Cher 2007 Montluçon

 

Chantier DRAC/ SRA N° 6038  Prospection des cours des rivières Allier et Cher et en particulier l’étude de franchissements du Cher dans l’agglomération de Montluçon. 

Historique   Le pont St PIERRE  a traversé les siècles malgré bien des déboires en raisons des crues terribles du Cher. Le voyageur et géographe Nicolas de Nicolay, en 1569, décrit le Cher comme un fleuve impétueux et violent. Ainsi les Archives permettent de citer des datent de crues violentes : 1766, 1782, 1786, 1791, 1792 puis 1835, 1841, 1844, 1855, 1856.  Ce sera la crue de 1855 qui fera le plus de mal à l’ouvrage. Il est établi que la largeur trop importante de ses piles provoquent une sorte de barrage ou de retenue d’eau qui augmente l’expansion des eaux dans la ville au moment des fortes eaux.
C’est en 1856, alors que le pont est toujours debout mais endommagé, que la décision est prise de le restructurer de manière à affiner ses piles et ainsi réduire la prise au courant de la rivière si impétueuse 4 mois par an.
S’ensuivent alors des travaux d’aménagements de 1878 à 1879 pour cette restructuration des piles, de 1908 à 1910 un premier élargissement du parapet est réalisé. Enfin un second élargissement est entrepris en 1964

Lithographie de 1851 représentant le pont St Pierre comme il devait être à cette époque toute en pierre alors que ce même pont au Moyen Age est dit “de bois et de pierre” donc encore différent.
Avant 1908 les piles du pont sont plus larges que le tablier, le pont est relativement étroit, les contraintes de circulation vont obliger les autorités à un premier élargissement.
1964 en plein travaux.
Le parapet est entièrement revu pour l’amener à la configuration que nous lui connaissons encore aujourd’hui.

Le chantier archéo n°1 ouvert en 2006 a permis la mise en évidence d’un potentiel non négligeable d’éléments intéressants dans le lit du Cher à hauteur du Pont St Pierre et jusqu’au barrage St Jacques. Les vérifications entreprises sous ce même pont ont révélé la présence de vestiges susceptibles d’apporter des éclaircissements sur les diverses périodes et techniques de reconstructions du pont.  N’ayant pas pu être menées à leur terme, les investigations reprennent en 2007 spécialement au niveau du pont et par des prospections en amont sur d’éventuelles fondations d’habitations.
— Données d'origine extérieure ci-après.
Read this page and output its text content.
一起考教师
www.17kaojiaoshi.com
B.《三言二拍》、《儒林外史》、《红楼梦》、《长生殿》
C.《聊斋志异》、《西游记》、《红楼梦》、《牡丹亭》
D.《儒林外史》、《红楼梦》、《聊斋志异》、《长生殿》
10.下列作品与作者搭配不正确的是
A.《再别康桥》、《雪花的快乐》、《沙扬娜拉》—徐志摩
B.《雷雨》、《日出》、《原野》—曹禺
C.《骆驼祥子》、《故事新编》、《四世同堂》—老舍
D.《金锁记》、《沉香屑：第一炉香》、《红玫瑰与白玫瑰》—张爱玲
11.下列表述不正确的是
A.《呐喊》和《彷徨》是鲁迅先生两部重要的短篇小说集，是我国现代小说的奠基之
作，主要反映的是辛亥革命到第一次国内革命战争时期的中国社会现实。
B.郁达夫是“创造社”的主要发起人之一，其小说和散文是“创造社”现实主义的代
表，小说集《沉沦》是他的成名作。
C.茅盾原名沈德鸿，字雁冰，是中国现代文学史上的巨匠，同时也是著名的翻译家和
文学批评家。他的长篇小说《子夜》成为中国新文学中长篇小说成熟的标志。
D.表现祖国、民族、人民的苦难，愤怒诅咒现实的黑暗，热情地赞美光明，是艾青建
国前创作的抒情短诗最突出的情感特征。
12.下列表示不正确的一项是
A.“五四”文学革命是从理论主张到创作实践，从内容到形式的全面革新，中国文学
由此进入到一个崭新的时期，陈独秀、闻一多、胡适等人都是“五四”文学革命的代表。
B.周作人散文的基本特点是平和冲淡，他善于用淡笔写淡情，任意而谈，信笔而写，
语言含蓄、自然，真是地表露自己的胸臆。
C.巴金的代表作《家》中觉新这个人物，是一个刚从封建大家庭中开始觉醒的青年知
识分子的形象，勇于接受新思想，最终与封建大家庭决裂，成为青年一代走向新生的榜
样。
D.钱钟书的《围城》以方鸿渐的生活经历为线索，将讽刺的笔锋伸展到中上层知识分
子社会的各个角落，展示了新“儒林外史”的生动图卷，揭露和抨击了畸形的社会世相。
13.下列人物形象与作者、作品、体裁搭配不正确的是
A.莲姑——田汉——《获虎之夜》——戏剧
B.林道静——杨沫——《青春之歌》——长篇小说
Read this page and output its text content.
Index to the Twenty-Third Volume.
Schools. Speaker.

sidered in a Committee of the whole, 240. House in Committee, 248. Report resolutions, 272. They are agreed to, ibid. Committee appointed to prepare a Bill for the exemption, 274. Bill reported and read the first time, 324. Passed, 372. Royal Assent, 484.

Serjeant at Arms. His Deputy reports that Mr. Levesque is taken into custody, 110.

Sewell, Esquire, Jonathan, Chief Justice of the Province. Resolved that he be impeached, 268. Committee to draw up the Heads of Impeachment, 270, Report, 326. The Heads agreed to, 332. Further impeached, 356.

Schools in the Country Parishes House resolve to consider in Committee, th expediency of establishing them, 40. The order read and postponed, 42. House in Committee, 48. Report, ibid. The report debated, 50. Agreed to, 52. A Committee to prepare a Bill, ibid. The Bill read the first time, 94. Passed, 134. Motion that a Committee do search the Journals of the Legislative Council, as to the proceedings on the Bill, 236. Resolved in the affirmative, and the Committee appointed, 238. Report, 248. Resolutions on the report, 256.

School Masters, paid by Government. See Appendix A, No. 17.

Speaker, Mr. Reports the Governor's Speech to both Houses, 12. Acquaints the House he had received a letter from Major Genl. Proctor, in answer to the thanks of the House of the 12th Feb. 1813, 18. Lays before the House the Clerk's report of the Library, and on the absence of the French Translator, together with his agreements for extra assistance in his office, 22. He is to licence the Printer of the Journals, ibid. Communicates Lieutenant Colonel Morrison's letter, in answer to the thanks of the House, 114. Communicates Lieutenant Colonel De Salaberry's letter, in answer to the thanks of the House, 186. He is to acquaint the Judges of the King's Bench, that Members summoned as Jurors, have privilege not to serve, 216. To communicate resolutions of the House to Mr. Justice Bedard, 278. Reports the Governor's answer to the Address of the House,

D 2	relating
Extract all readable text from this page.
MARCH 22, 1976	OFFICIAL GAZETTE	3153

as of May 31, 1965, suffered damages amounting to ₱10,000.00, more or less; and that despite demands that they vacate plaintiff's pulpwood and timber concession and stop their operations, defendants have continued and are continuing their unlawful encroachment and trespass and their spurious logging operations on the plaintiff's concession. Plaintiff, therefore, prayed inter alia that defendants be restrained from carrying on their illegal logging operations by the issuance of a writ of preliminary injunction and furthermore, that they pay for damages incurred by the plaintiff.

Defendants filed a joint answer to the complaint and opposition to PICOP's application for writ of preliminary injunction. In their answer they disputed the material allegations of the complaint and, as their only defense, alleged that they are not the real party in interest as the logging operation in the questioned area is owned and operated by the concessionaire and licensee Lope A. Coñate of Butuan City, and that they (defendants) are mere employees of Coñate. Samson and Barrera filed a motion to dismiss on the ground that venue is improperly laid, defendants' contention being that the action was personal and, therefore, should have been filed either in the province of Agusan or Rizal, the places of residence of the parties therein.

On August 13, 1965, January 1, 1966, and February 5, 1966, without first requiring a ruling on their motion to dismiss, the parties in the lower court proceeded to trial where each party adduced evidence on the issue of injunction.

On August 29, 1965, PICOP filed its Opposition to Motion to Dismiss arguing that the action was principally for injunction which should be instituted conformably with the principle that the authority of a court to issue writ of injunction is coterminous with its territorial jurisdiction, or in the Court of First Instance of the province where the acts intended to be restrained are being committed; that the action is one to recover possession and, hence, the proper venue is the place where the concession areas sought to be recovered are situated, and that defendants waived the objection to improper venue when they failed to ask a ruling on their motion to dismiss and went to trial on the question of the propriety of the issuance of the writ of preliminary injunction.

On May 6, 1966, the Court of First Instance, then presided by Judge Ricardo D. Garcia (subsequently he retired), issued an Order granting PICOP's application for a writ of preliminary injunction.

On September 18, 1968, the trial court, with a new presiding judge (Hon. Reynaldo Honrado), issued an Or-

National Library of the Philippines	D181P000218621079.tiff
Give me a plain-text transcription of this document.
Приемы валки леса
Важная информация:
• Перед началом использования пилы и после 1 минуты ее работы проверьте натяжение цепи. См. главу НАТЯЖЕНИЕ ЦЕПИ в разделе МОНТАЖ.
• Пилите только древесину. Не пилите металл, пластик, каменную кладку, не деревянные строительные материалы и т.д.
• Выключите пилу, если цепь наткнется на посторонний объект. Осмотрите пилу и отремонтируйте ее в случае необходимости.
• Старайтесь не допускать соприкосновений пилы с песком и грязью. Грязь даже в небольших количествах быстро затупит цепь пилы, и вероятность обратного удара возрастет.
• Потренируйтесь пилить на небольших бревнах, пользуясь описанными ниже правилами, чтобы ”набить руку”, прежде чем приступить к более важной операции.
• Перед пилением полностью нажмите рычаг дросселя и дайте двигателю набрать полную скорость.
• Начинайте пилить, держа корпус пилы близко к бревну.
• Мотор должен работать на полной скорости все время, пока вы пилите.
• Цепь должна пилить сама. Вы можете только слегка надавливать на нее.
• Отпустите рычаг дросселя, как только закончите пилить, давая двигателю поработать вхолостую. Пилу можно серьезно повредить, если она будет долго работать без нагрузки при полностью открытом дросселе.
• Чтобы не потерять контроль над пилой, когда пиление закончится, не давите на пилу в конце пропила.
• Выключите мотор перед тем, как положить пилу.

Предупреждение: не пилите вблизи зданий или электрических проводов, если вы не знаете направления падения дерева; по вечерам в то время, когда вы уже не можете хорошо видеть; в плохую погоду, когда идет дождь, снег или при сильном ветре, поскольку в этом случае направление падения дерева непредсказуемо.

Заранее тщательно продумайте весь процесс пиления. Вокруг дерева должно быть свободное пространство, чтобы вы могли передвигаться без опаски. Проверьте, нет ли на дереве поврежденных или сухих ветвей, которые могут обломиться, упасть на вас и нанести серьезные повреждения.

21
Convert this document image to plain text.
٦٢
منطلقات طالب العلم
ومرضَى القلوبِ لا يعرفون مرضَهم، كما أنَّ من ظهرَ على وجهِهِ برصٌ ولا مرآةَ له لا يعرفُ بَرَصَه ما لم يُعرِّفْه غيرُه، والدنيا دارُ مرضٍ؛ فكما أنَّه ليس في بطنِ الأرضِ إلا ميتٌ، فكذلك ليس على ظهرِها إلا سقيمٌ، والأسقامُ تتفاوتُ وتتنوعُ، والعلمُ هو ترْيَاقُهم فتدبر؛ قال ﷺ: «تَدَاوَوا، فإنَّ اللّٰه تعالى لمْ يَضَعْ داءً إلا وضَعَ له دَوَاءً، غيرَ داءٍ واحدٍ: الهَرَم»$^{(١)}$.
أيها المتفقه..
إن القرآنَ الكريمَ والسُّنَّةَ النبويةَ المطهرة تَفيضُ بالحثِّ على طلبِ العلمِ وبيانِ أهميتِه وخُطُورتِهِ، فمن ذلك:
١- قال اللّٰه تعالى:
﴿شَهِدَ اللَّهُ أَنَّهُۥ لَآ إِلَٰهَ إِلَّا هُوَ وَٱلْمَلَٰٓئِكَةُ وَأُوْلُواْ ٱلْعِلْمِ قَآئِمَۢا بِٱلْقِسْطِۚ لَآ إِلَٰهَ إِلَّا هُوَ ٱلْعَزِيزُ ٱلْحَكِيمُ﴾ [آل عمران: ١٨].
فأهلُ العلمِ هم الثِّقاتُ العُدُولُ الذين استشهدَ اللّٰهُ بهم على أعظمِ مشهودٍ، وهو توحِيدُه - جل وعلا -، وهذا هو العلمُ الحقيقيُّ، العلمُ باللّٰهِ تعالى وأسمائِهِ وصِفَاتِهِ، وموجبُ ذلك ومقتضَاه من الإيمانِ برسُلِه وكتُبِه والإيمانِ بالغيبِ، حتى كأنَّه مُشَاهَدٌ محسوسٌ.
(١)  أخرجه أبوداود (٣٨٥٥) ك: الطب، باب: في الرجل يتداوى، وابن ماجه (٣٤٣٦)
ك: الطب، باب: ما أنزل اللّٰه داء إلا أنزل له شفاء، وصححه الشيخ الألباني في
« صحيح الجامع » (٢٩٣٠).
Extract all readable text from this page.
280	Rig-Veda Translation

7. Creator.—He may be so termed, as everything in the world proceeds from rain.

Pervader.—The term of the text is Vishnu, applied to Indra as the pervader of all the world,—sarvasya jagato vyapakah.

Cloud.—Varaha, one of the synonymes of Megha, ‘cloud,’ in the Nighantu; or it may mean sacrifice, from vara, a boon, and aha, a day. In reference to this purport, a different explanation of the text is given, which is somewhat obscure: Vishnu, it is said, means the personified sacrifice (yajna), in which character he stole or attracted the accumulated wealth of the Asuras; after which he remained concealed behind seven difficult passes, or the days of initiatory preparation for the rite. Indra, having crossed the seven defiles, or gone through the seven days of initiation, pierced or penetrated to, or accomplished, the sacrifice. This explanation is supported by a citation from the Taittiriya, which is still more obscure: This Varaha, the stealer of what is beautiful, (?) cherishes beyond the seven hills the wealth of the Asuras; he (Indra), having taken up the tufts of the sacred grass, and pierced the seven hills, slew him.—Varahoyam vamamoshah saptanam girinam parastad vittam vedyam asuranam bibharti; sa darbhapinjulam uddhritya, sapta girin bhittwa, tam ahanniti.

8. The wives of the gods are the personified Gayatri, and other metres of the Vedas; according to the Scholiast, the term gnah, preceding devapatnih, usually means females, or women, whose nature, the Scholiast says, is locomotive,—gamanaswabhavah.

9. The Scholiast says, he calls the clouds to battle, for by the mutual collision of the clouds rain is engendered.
Etape n°1  : Les 07 et 08 juillet plongées de reprises d’activités sous le pont. La première matinée a surtout consisté à nettoyer le chantier. Sous les arches du pont le bathymétrie étant variable du simple au double, il y a des accumulations d’objets divers qui restent enchevêtrés. La première mission a consisté à sécuriser le chantier en enlevant ces branches, panneaux de signalisation, barrières de chantier, ferrailles de toutes sortes (vélos, piquets…), tâches pas très passionnantes mais nécessaire pour mener à bien les relevés. L’après-midi a consisté à relever les fondations de l’ouvrage ce qui a permis la mise évidence et la mise sous côtes des piles anciennes de l’ouvrage. Ainsi il a été permis de matérialiser que les piles actuelles (<2m>) reposent sur des piles maçonnées plus anciennes de 6m chacune. Découverte également d’un grand nombre de pieux sous l’eau qui apparaissent sur certains clichés et cartes postales du début XXè en période de basses eaux. Ces pieux seront répertoriés et relevés au cours des plongées du lendemain 08 juillet.
C’est aussi au cours des plongées du 8 juillet qu’une découverte intéressante a été faite puisqu ‘il semble que trois “vestiges” d’un ouvrage en bois situé juste en amont du pont ont été retrouvés. Cette possible construction s’apparente à des crèches de protection des fondations des piles. Elles ont pour rôle de renforcer l’avant de la pile pour éviter l’érosion ou les effets d’affouillement par le courant en amont de la pile.  
Nota: Week-end chargé d’émotions aussi pour l’équipe puisque mise à l’eau pour la première fois de notre embarcation “Loup des Mers” qui nous sera très utile pour l’avenir et qui a déjà fait ses preuves dés la première sortie car il a supporté fort vaillamment la nouvelle pompe hydrolique acquise par l’équipe et qui a très bien fonctionnée pour le nettoyage et le déblaiement des vases sous le pont.
       

Les conditions de plongée:  Temps ensoleillé avec des passages nuageux, 21 à 23°C à l’extérieur, profondeur moyenne de travail entre 1m60 et 2m50 sous certaines piles, température de l’eau 19°C, courant quasiment inexistant, visibilité très intéressante par rapport à ce que nous avions déjà connu précédemment pour la journée du 07 Juillet par contre la visibilité s’était détériorée pour la journée du 08 juillet.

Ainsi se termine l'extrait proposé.